Several ECSU students, faculty and staff recently traveled to Washington D.C. to
attend a colloquium hosted by the U.S. Department of State's Bureau of Public Affairs.
Elizabeth City State University is a partner of the Mid-Atlantic Consortium Center
for Academic Excellence Project funded by the Defense Intelligence Agency. The project
is centrally managed and directed by Morgan State University under the leadership
of its Executive Director Dr. Arlene Maclin. At ECSU, the project is directed and
organized by Dr. Shahid. M. Shahidullah of the Department of Criminal Justice, Sociology,
and Social Work and Dr. Vandana Gavaskar of the Department of Language, Literature,
and Communication. The main objective of the project is to recruit and mentor a core
group of HBCU students to be competitive to work for various federal intelligence
agencies. As a part of this project, ECSU's 32 students and 9 faculty and staff participated
in a colloquium hosted by the U.S. Department of State's Bureau of Public Affairs
in Washington DC on November 1, 2012.
The colloquium was organized into two sessions. The first session spotlighted U.S.
foreign policy issues and strategies in South Asia and the second session was on foreign
and civil service career opportunities within the Department of State. The presenters
in the first session included Anne Benjaminson, Economic Team Leader, Afghanistan;
Linda Specht, Deputy Director, Foreign Affairs Office (Pakistan Desk); Daniel Kronenfeld,
Deputy Director, SNB (Sri Lanka, Nepal, and Bangladesh Desk); and Merin Rajadurai,
Counsel, India Desk at the Department of State.

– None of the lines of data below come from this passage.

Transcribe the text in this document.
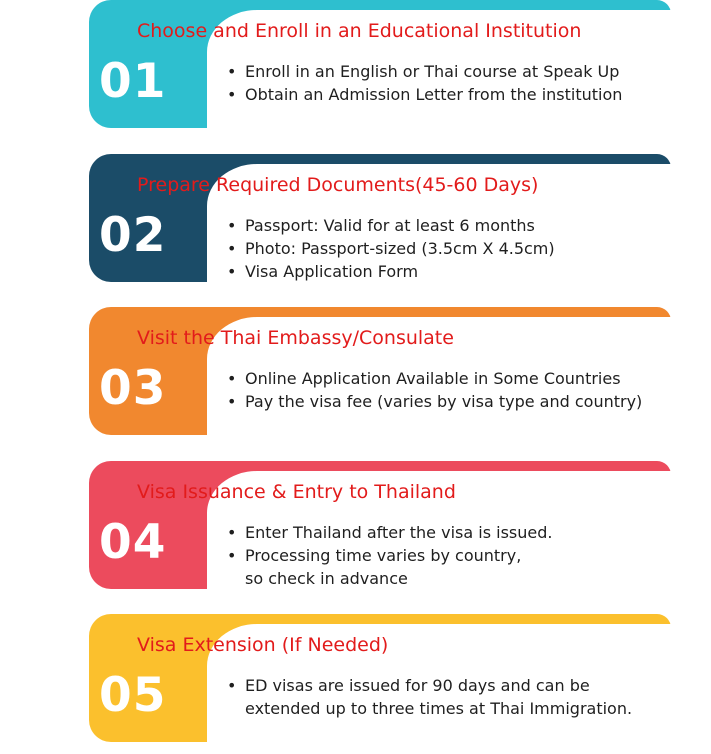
01
Choose and Enroll in an Educational Institution
• Enroll in an English or Thai course at Speak Up
• Obtain an Admission Letter from the institution
02
Prepare Required Documents(45-60 Days)
• Passport: Valid for at least 6 months
• Photo: Passport-sized (3.5cm X 4.5cm)
• Visa Application Form
03
Visit the Thai Embassy/Consulate
• Online Application Available in Some Countries
• Pay the visa fee (varies by visa type and country)
04
Visa Issuance & Entry to Thailand
• Enter Thailand after the visa is issued.
• Processing time varies by country,
so check in advance
05
Visa Extension (If Needed)
• ED visas are issued for 90 days and can be
extended up to three times at Thai Immigration.
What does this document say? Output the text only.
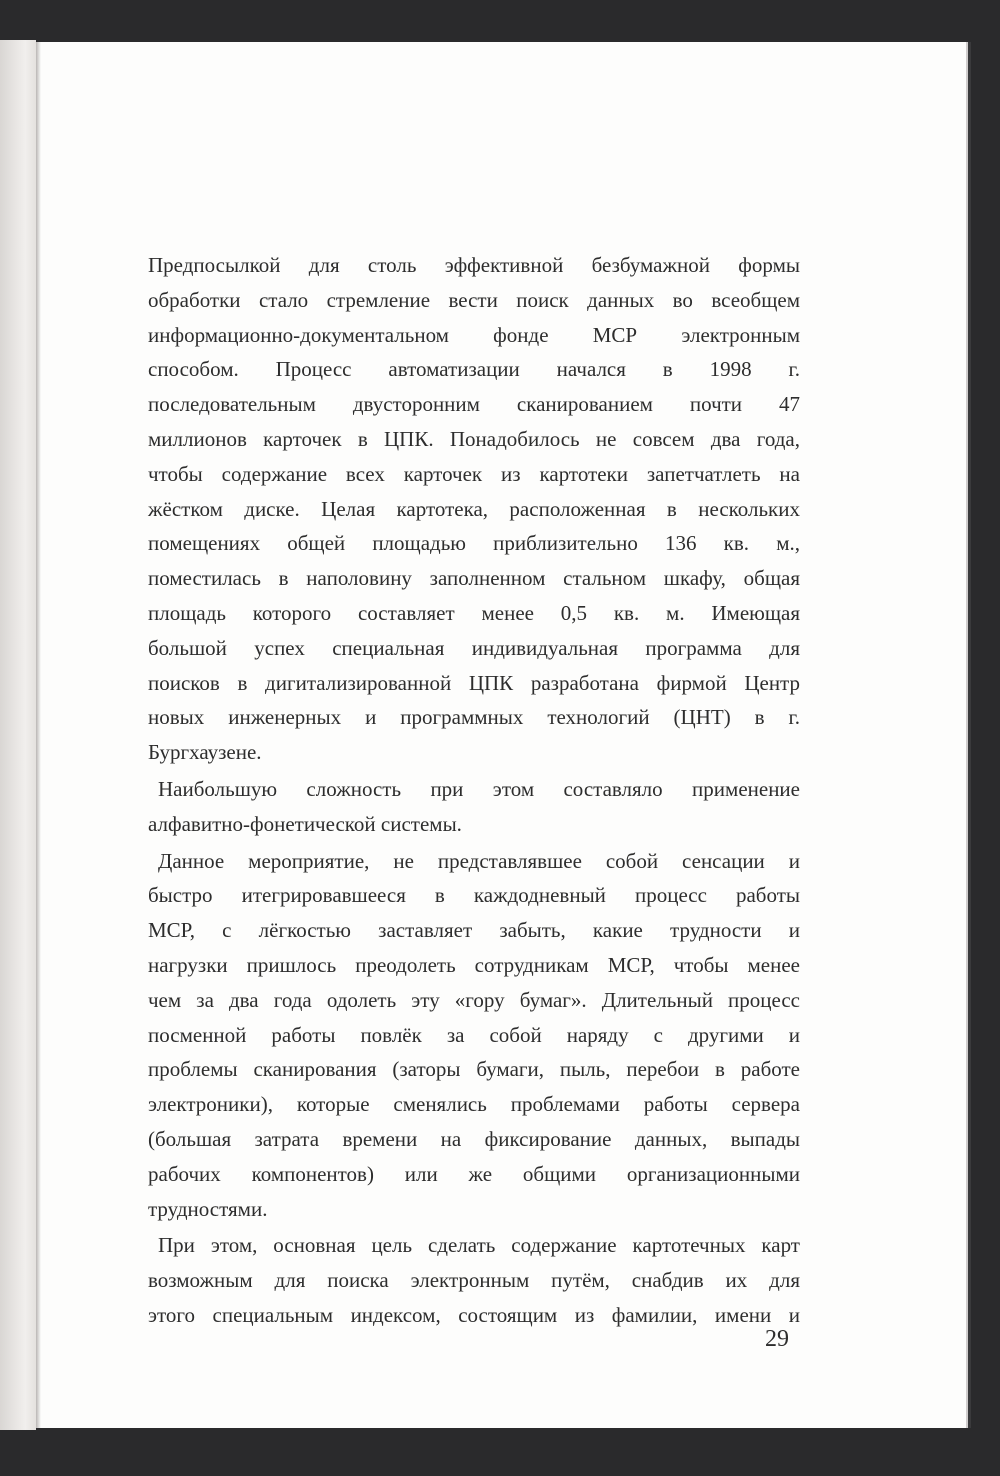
Предпосылкой для столь эффективной безбумажной формы
обработки стало стремление вести поиск данных во всеобщем
информационно-документальном фонде МСР электронным
способом. Процесс автоматизации начался в 1998 г.
последовательным двусторонним сканированием почти 47
миллионов карточек в ЦПК. Понадобилось не совсем два года,
чтобы содержание всех карточек из картотеки запетчатлеть на
жёстком диске. Целая картотека, расположенная в нескольких
помещениях общей площадью приблизительно 136 кв. м.,
поместилась в наполовину заполненном стальном шкафу, общая
площадь которого составляет менее 0,5 кв. м. Имеющая
большой успех специальная индивидуальная программа для
поисков в дигитализированной ЦПК разработана фирмой Центр
новых инженерных и программных технологий (ЦНТ) в г.
Бургхаузене.

Наибольшую сложность при этом составляло применение
алфавитно-фонетической системы.

Данное мероприятие, не представлявшее собой сенсации и
быстро итегрировавшееся в каждодневный процесс работы
МСР, с лёгкостью заставляет забыть, какие трудности и
нагрузки пришлось преодолеть сотрудникам МСР, чтобы менее
чем за два года одолеть эту «гору бумаг». Длительный процесс
посменной работы повлёк за собой наряду с другими и
проблемы сканирования (заторы бумаги, пыль, перебои в работе
электроники), которые сменялись проблемами работы сервера
(большая затрата времени на фиксирование данных, выпады
рабочих компонентов) или же общими организационными
трудностями.

При этом, основная цель сделать содержание картотечных карт
возможным для поиска электронным путём, снабдив их для
этого специальным индексом, состоящим из фамилии, имени и

29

The speakers addressed the various
foreign policy issues and challenges of these regions in terms of three core U.S.
foreign policy missions in South Asia: 1) reduction of political violence and fragmentations,
and strengthening the culture of reconciliations; 2) increasing U.S. trade and investment
in the region; and 3) strengthening the region's institutions of democracy (i.e.,
improving the rule of law, strengthening the justice institutions, and making effective
counterterrorism law and policies).
The second session on career opportunities was led by Ambassador Teddy Taylor and
Mrs. Debra Faltz. Ambassador Taylor, who is a product of a HBCU (Florida A & M), advised
the students to develop a high passion for Foreign Service through their engagement
in international affairs, science and technology, and the learning of foreign languages.
He challenged the students to find a job comparable to U.S. Foreign Service where
they can meet and converse with the world's kings and emperors, presidents and prime
ministers. Ms. Faltz, on the other hand, introduced the students to various career
and internship opportunities within the civil service of the Department of State.

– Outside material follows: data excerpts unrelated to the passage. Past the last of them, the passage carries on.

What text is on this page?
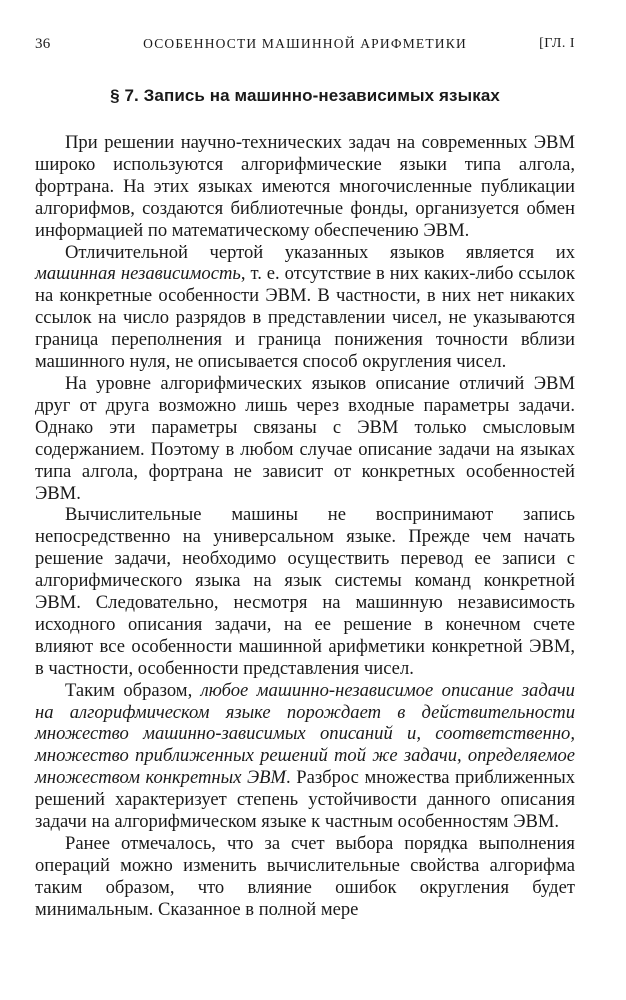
36	ОСОБЕННОСТИ МАШИННОЙ АРИФМЕТИКИ	[ГЛ. I
§ 7. Запись на машинно-независимых языках

При решении научно-технических задач на современных ЭВМ широко используются алгорифмические языки типа алгола, фортрана. На этих языках имеются многочисленные публикации алгорифмов, создаются библиотечные фонды, организуется обмен информацией по математическому обеспечению ЭВМ.

Отличительной чертой указанных языков является их машинная независимость, т. е. отсутствие в них каких-либо ссылок на конкретные особенности ЭВМ. В частности, в них нет никаких ссылок на число разрядов в представлении чисел, не указываются граница переполнения и граница понижения точности вблизи машинного нуля, не описывается способ округления чисел.

На уровне алгорифмических языков описание отличий ЭВМ друг от друга возможно лишь через входные параметры задачи. Однако эти параметры связаны с ЭВМ только смысловым содержанием. Поэтому в любом случае описание задачи на языках типа алгола, фортрана не зависит от конкретных особенностей ЭВМ.

Вычислительные машины не воспринимают запись непосредственно на универсальном языке. Прежде чем начать решение задачи, необходимо осуществить перевод ее записи с алгорифмического языка на язык системы команд конкретной ЭВМ. Следовательно, несмотря на машинную независимость исходного описания задачи, на ее решение в конечном счете влияют все особенности машинной арифметики конкретной ЭВМ, в частности, особенности представления чисел.

Таким образом, любое машинно-независимое описание задачи на алгорифмическом языке порождает в действительности множество машинно-зависимых описаний и, соответственно, множество приближенных решений той же задачи, определяемое множеством конкретных ЭВМ. Разброс множества приближенных решений характеризует степень устойчивости данного описания задачи на алгорифмическом языке к частным особенностям ЭВМ.

Ранее отмечалось, что за счет выбора порядка выполнения операций можно изменить вычислительные свойства алгорифма таким образом, что влияние ошибок округления будет минимальным. Сказанное в полной мере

The colloquium has opened up a new horizon for ECSU students to explore their future
professional interests and career opportunities within the U.S. federal government.
Students who participated in this project came from ECSU's School of Business and
Economics, School of Mathematics, Science and Technology, and the School of Arts and
Humanities. The faculty traveled with the students included Dr. Shahid Shahidullah,
Dr. Vandana Gavaskar, Dr. Boansi Kwabena, Dr. Jeanne Marquitz, Dr. Shyamal Das, and
Dr. Kuldeep Rawat. The staff traveled with the students included Ms. Joyce Shaw, Ms.
Cynthia Pierce, Ms. Sheila Parry, and Ms. Mary Thornton. Ms. Shaw of the Department
of Criminal Justice, Sociology and Social Work, on behalf of the MAC-CAE project,
coordinated this student trip to DC.